Coronavirus conspiracy theorist Jim Hoft publishes then deletes false report about deceased CDC scientist

Jim Hoft CDC scientist

Disreputable right-wing conspiracy theorist Jim Hoft published a conspiratorial article about a deceased Centers for Disease Control scientist, apparently not realizing the scientist had died in 2018. Hoft has largely been using his outlet The Gateway Pundit to defend President Donald Trump’s handling of the novel coronavirus outbreak. The president recently cited Hoft's outlet during a press briefing.

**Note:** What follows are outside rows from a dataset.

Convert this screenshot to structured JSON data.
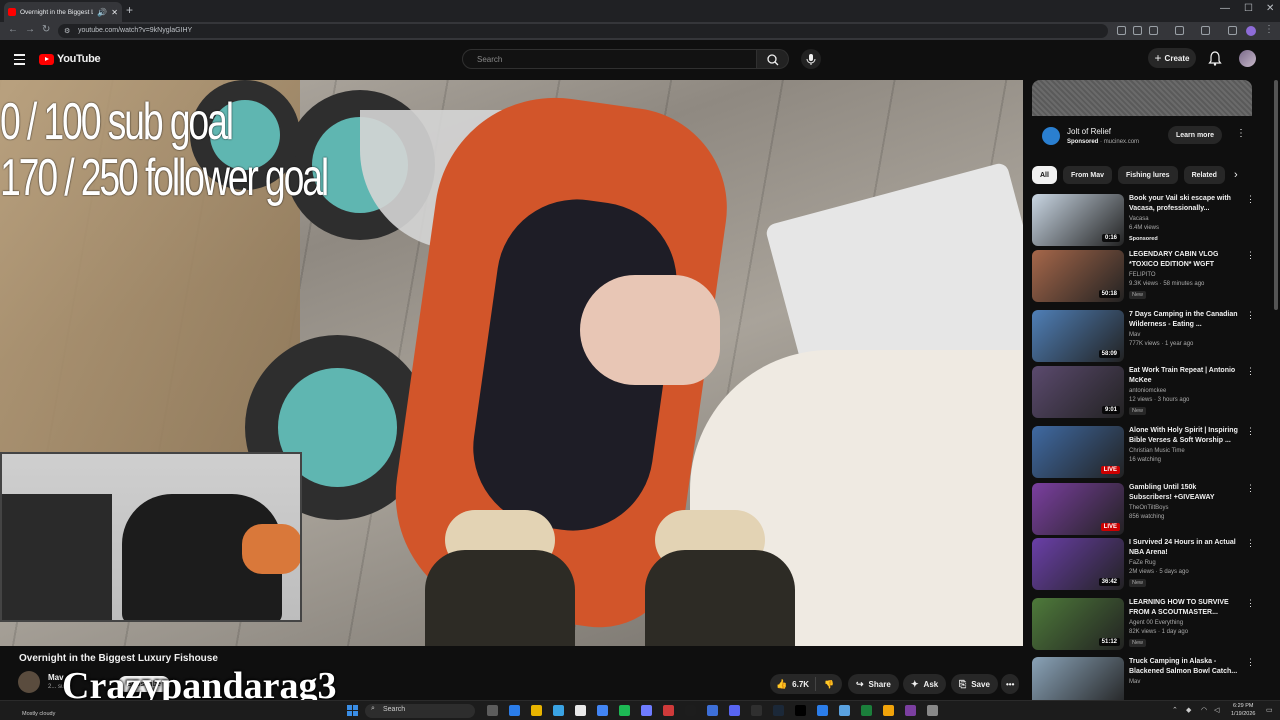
{
  "browser": {
    "tab_title": "Overnight in the Biggest Lu",
    "url": "youtube.com/watch?v=9kNyglaGIHY"
  },
  "header": {
    "logo_text": "YouTube",
    "search_placeholder": "Search",
    "create_label": "Create"
  },
  "video": {
    "overlay_line1": "0 / 100 sub goal",
    "overlay_line2": "170 / 250 follower goal",
    "title": "Overnight in the Biggest Luxury Fishouse",
    "channel_name": "Mav",
    "channel_subs": "2... subs",
    "subscribe_label": "Subscribe",
    "streamer_watermark": "Crazypandarag3",
    "like_count": "6.7K",
    "share_label": "Share",
    "ask_label": "Ask",
    "save_label": "Save"
  },
  "ad": {
    "title": "Jolt of Relief",
    "sponsored": "Sponsored",
    "domain": "mucinex.com",
    "cta": "Learn more"
  },
  "chips": [
    "All",
    "From Mav",
    "Fishing lures",
    "Related"
  ],
  "recommendations": [
    {
      "title": "Book your Vail ski escape with Vacasa, professionally...",
      "channel": "Vacasa",
      "meta": "6.4M views",
      "badge": "Sponsored",
      "duration": "0:16",
      "color": "#c9d6e3"
    },
    {
      "title": "LEGENDARY CABIN VLOG *TOXICO EDITION* WGFT",
      "channel": "FELIPITO",
      "meta": "9.3K views · 58 minutes ago",
      "badge": "New",
      "duration": "50:18",
      "color": "#a6674a"
    },
    {
      "title": "7 Days Camping in the Canadian Wilderness - Eating ...",
      "channel": "Mav",
      "meta": "777K views · 1 year ago",
      "badge": "",
      "duration": "58:09",
      "color": "#4f7fb7"
    },
    {
      "title": "Eat Work Train Repeat | Antonio McKee",
      "channel": "antoniomckee",
      "meta": "12 views · 3 hours ago",
      "badge": "New",
      "duration": "9:01",
      "color": "#5b4a6e"
    },
    {
      "title": "Alone With Holy Spirit | Inspiring Bible Verses & Soft Worship ...",
      "channel": "Christian Music Time",
      "meta": "16 watching",
      "badge": "",
      "duration": "LIVE",
      "color": "#3f6aa3"
    },
    {
      "title": "Gambling Until 150k Subscribers! +GIVEAWAY",
      "channel": "TheOnTiltBoys",
      "meta": "856 watching",
      "badge": "",
      "duration": "LIVE",
      "color": "#7b3fa0"
    },
    {
      "title": "I Survived 24 Hours in an Actual NBA Arena!",
      "channel": "FaZe Rug",
      "meta": "2M views · 5 days ago",
      "badge": "New",
      "duration": "36:42",
      "color": "#6a3fa8"
    },
    {
      "title": "LEARNING HOW TO SURVIVE FROM A SCOUTMASTER...",
      "channel": "Agent 00 Everything",
      "meta": "82K views · 1 day ago",
      "badge": "New",
      "duration": "51:12",
      "color": "#4e7a3a"
    },
    {
      "title": "Truck Camping in Alaska - Blackened Salmon Bowl Catch...",
      "channel": "Mav",
      "meta": "",
      "badge": "",
      "duration": "",
      "color": "#8aa3b8"
    }
  ],
  "taskbar": {
    "weather": "Mostly cloudy",
    "search_label": "Search",
    "time": "6:29 PM",
    "date": "1/19/2026"
  }
}
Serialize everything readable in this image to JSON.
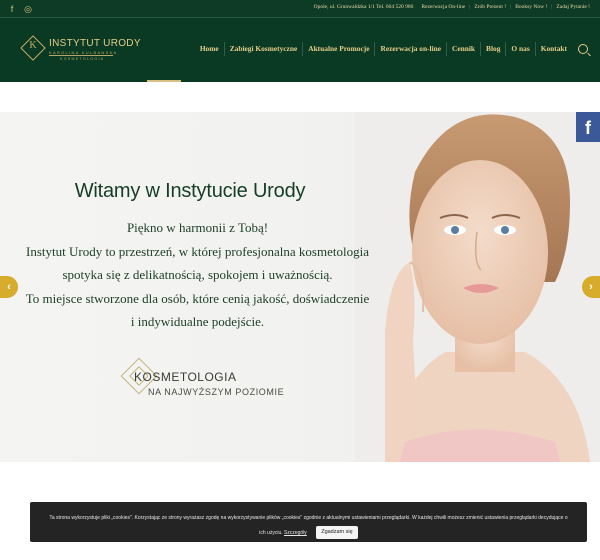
{
  "topbar": {
    "social": [
      {
        "icon": "facebook-icon",
        "glyph": "f"
      },
      {
        "icon": "instagram-icon",
        "glyph": "◎"
      }
    ],
    "links": [
      "Opole, ul. Grunwaldzka 1/1 Tel. 604 520 980",
      "Rezerwacja On-line",
      "Zrób Prezent !",
      "Booksy Now !",
      "Zadaj Pytanie !"
    ]
  },
  "logo": {
    "letter": "K",
    "name": "INSTYTUT URODY",
    "sub": "KAROLINA KULBANSKA",
    "sub2": "KOSMETOLOGIA"
  },
  "nav": {
    "items": [
      "Home",
      "Zabiegi Kosmetyczne",
      "Aktualne Promocje",
      "Rezerwacja on-line",
      "Cennik",
      "Blog",
      "O nas",
      "Kontakt"
    ]
  },
  "hero": {
    "title": "Witamy w Instytucie Urody",
    "lines": [
      "Piękno w harmonii z Tobą!",
      "Instytut Urody to przestrzeń, w której profesjonalna kosmetologia",
      "spotyka się z delikatnością, spokojem i uważnością.",
      "To miejsce stworzone dla osób, które cenią jakość, doświadczenie",
      "i indywidualne podejście."
    ],
    "tag_line1": "KOSMETOLOGIA",
    "tag_line2": "NA NAJWYŻSZYM POZIOMIE",
    "prev": "‹",
    "next": "›"
  },
  "fb_float": "f",
  "cookie": {
    "text": "Ta strona wykorzystuje pliki „cookies\". Korzystając ze strony wyrażasz zgodę na wykorzystywanie plików „cookies\" zgodnie z aktualnymi ustawieniami przeglądarki. W każdej chwili możesz zmienić ustawienia przeglądarki decydujące o ich użyciu.",
    "more": "Szczegóły",
    "accept": "Zgadzam się"
  },
  "colors": {
    "header_bg": "#0b3a24",
    "gold": "#e3cd8a",
    "arrow": "#d7ab2c",
    "facebook": "#3b5998"
  }
}
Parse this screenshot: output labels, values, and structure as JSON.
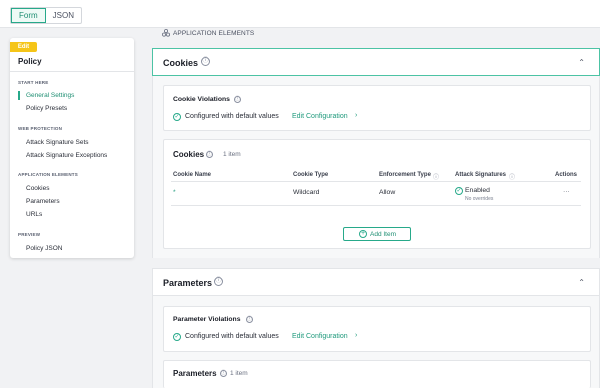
{
  "toggle": {
    "form": "Form",
    "json": "JSON"
  },
  "sidebar": {
    "badge": "Edit",
    "title": "Policy",
    "sections": {
      "start_here": "START HERE",
      "web_protection": "WEB PROTECTION",
      "application_elements": "APPLICATION ELEMENTS",
      "preview": "PREVIEW"
    },
    "items": {
      "general_settings": "General Settings",
      "policy_presets": "Policy Presets",
      "attack_signature_sets": "Attack Signature Sets",
      "attack_signature_exceptions": "Attack Signature Exceptions",
      "cookies": "Cookies",
      "parameters": "Parameters",
      "urls": "URLs",
      "policy_json": "Policy JSON"
    }
  },
  "main": {
    "section_label": "APPLICATION ELEMENTS",
    "cookies": {
      "title": "Cookies",
      "violations": {
        "title": "Cookie Violations",
        "status": "Configured with default values",
        "edit_link": "Edit Configuration"
      },
      "table": {
        "title": "Cookies",
        "count": "1 item",
        "headers": {
          "name": "Cookie Name",
          "type": "Cookie Type",
          "enforcement": "Enforcement Type",
          "signatures": "Attack Signatures",
          "actions": "Actions"
        },
        "rows": [
          {
            "name": "*",
            "type": "Wildcard",
            "enforcement": "Allow",
            "signatures": "Enabled",
            "overrides": "No overrides",
            "actions": "···"
          }
        ],
        "add_label": "Add Item"
      }
    },
    "parameters": {
      "title": "Parameters",
      "violations": {
        "title": "Parameter Violations",
        "status": "Configured with default values",
        "edit_link": "Edit Configuration"
      },
      "table": {
        "title": "Parameters",
        "count": "1 item"
      }
    }
  },
  "icons": {
    "info": "ⓘ",
    "chevron_up": "⌃",
    "check": "✓",
    "plus": "+",
    "arrow": "›"
  },
  "colors": {
    "accent": "#27a98a",
    "badge": "#f5c518"
  }
}
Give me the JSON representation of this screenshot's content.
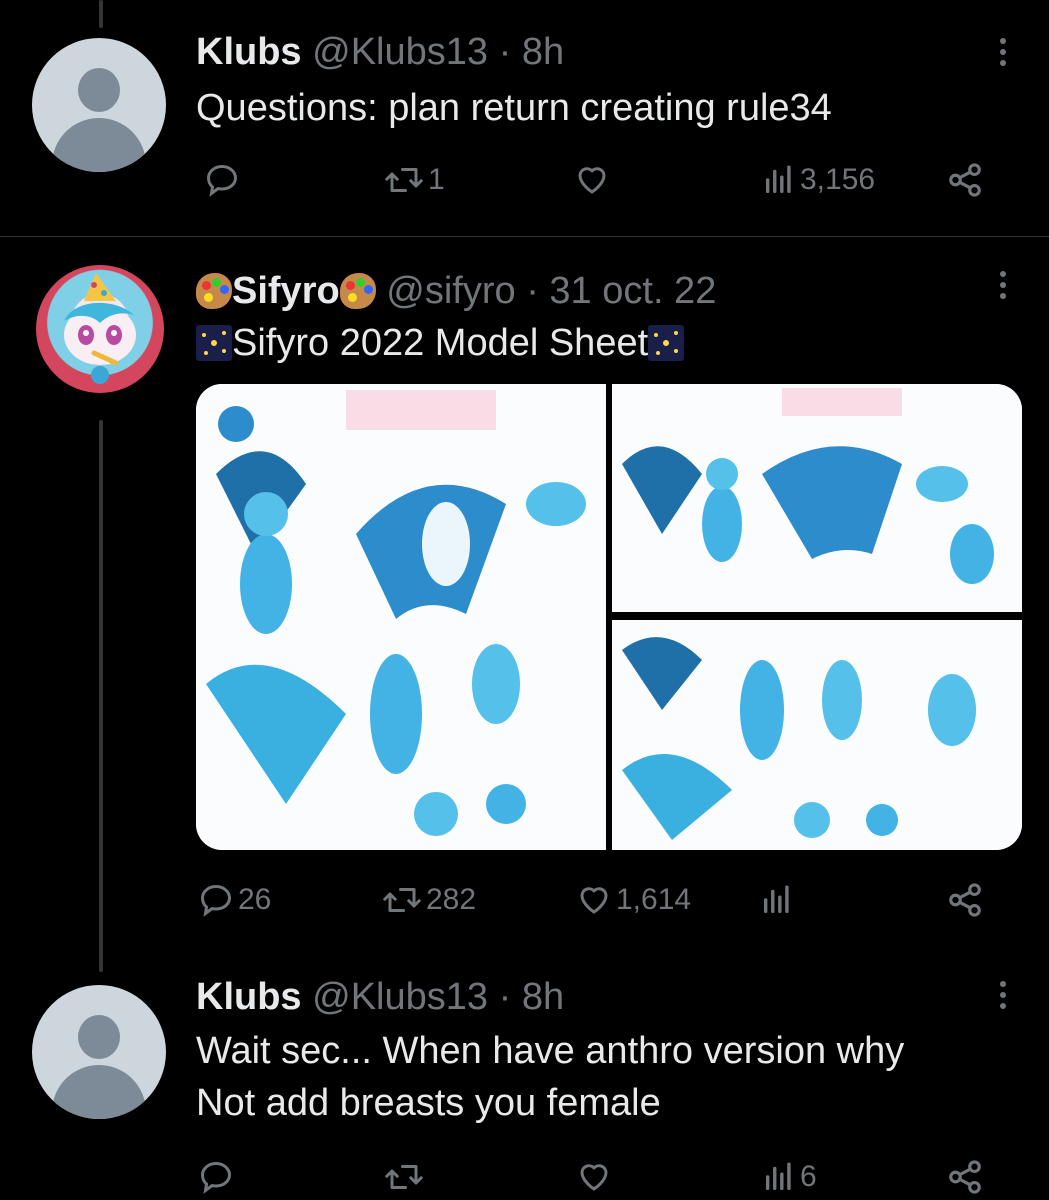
{
  "tweets": [
    {
      "name": "Klubs",
      "handle": "@Klubs13",
      "separator": "·",
      "time": "8h",
      "text": "Questions: plan return creating rule34",
      "avatar_icon": "default-avatar-icon",
      "actions": {
        "reply": "",
        "retweet": "1",
        "like": "",
        "views": "3,156"
      }
    },
    {
      "name": "Sifyro",
      "handle": "@sifyro",
      "separator": "·",
      "time": "31 oct. 22",
      "text": "Sifyro 2022 Model Sheet",
      "name_emoji": "artist-palette-icon",
      "text_emoji": "sparkler-icon",
      "media_icon": "model-sheet-image",
      "actions": {
        "reply": "26",
        "retweet": "282",
        "like": "1,614",
        "views": ""
      }
    },
    {
      "name": "Klubs",
      "handle": "@Klubs13",
      "separator": "·",
      "time": "8h",
      "text_lines": [
        "Wait sec... When have anthro version why",
        "Not add breasts you female"
      ],
      "avatar_icon": "default-avatar-icon",
      "actions": {
        "reply": "",
        "retweet": "",
        "like": "",
        "views": "6"
      }
    }
  ],
  "colors": {
    "background": "#000000",
    "text_primary": "#e7e9ea",
    "text_secondary": "#71767b",
    "divider": "#2f3336",
    "thread_line": "#333639"
  }
}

On April 14, Hoft published an article at the Gateway Pundit with the headline “Body Found in Chattahoochee River in Atlanta Is Missing CDC Scientist.” The article was about Timothy Cunningham, a Centers for Disease Control scientist who went missing in February 2018 and whose body was recovered in April 2018. Hoft, however, erroneously used Cunningham’s tragic death as a breaking news development, writing, “Cunningham went missing a month ago. Timothy left work early and was never seen alive again.” Hoft then added the conspiratorial line, “There are still a lot of questions about his death.” Hoft cited a 2018 article from Atlanta-area news outlet WXIA to make his claim. 

Shortly after publication, the article was deleted from the Gateway Pundit website and Hoft deleted his tweet that promoted the story. Hoft does not appear to have acknowledged his false report. 

Cunningham was subjected to viral right-wing conspiracy theories when he went missing in 2018. Prominent disinformation website YourNewsWire (now called NewsPunch) published an article in 2018 that falsely implied that Cunningham had gone missing because he warned about the dangers of a flu shot. Cunningham’s father said that claim was “a lie” and the Atlanta Police Department responded to conspiracy theories about Cunningham’s disappearance by stating that he “was with the chronic disease unit of the CDC, not with the infectious disease unit,” according to CNN. Cunningham’s death was ruled a suicide by drowning in May 2018

In line with Hoft’s and his website’s reputations for extreme inaccuracy, Hoft published his erroneous April 14 article about Cunningham even though the Gateway Pundit had previously published an article about the CDC scientist in April 2018 when his body was actually recovered.

Nevertheless, Hoft’s website was recently cited by President Donald Trump in a false attack on New York Gov. Andrew Cuomo’s coronavirus response:

During a recent appearance on far-right conspiracy theorist Alex Jones’ show, Hoft sought to downplay the severity of the coronavirus outbreak as a means to provide cover for Trump and claimed that the entire calamity is a “deep state” attempt to remove the president from office.